Gordon, Doris Clifton (1890–1956)
Gordon, Doris Clifton (1890–1956)
New Zealand doctor, university lecturer, obstetrician, and women's health reformer. Name variations: Doris Clifton Jolly. Born on July 10, 1890, in Melbourne, Australia; died July 9, 1956, in Stratford, New Zealand; dau. of Alfred Jolly (cleric) and Lucy Clifton (Crouch) Jolly; University of Otago Medical School, MB, ChB, 1916; m. William Patteson Pollock Gordon, 1917; children: 3 sons, 1 daughter.

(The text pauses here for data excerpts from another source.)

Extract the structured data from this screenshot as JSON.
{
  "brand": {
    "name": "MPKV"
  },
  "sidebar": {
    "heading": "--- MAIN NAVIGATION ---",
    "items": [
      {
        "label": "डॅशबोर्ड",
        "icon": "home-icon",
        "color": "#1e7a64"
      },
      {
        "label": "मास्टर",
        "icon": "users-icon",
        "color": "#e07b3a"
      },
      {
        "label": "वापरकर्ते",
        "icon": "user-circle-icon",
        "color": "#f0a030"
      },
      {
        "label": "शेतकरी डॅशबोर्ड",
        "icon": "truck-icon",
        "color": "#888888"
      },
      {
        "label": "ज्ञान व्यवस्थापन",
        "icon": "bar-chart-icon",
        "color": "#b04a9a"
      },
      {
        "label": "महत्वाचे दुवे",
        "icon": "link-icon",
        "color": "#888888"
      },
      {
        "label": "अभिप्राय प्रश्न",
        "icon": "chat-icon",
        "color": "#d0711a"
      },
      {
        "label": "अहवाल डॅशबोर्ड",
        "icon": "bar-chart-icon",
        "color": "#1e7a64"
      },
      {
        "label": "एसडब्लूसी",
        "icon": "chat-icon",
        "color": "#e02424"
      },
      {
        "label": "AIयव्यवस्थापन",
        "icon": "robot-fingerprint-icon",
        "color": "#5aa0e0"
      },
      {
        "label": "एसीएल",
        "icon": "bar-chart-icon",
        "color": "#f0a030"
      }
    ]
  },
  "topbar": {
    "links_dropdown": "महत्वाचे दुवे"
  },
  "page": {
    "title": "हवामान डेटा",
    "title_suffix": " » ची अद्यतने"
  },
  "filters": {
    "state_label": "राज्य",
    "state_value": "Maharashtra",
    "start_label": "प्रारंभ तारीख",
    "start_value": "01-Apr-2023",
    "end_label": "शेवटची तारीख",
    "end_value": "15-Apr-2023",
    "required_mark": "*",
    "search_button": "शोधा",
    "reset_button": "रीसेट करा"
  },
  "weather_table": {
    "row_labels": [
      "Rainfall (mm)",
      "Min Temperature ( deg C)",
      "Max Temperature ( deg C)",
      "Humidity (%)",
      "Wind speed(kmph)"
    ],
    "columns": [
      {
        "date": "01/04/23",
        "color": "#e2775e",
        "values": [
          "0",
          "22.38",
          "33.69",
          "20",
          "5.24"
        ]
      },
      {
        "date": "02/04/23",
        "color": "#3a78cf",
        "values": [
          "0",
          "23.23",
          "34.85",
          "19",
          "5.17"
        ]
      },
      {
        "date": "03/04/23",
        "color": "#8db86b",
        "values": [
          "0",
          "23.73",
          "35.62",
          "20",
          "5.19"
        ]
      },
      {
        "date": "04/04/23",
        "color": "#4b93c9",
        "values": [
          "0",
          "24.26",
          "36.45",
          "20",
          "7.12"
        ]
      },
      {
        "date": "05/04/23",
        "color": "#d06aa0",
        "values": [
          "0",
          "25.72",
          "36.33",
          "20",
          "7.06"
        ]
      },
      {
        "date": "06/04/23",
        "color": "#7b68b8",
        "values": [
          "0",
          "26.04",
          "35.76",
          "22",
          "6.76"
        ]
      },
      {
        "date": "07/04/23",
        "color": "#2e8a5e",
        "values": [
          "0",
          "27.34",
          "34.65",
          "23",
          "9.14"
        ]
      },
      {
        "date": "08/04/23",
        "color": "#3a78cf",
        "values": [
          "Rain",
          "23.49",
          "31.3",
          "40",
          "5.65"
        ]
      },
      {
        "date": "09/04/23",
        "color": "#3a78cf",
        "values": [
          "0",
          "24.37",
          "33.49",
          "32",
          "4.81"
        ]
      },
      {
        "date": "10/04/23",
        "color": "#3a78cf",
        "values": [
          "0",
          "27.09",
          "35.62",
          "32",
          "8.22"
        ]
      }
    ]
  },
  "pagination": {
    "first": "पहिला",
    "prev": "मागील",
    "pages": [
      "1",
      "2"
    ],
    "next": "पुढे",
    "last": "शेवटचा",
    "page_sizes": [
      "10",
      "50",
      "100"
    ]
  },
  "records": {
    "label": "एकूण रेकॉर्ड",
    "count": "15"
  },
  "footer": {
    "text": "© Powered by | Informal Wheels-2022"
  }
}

Practiced medicine jointly with husband (1919); pioneered use in New Zealand of various forms of anaesthesia during childbirth; was instrumental in founding New Zealand Obstetrical Society (1927); organized successful campaign to raise public funds to establish chair in obstetrics at Otago Medical School (1931) and for Queen Mary Maternity Hospital in Dunedin (1938); helped to establish postgraduate school of obstetrics and gynecology at Auckland University College (1947); co-authored Gentlemen of the Jury (1937); became 1st woman in Australasia to gain fellowship of Royal College of Surgeons of Edinburgh (1925); elected to British College of Obstetricians and Gynaecologists (1936) and became honorary fellow (1954). MBE (1935).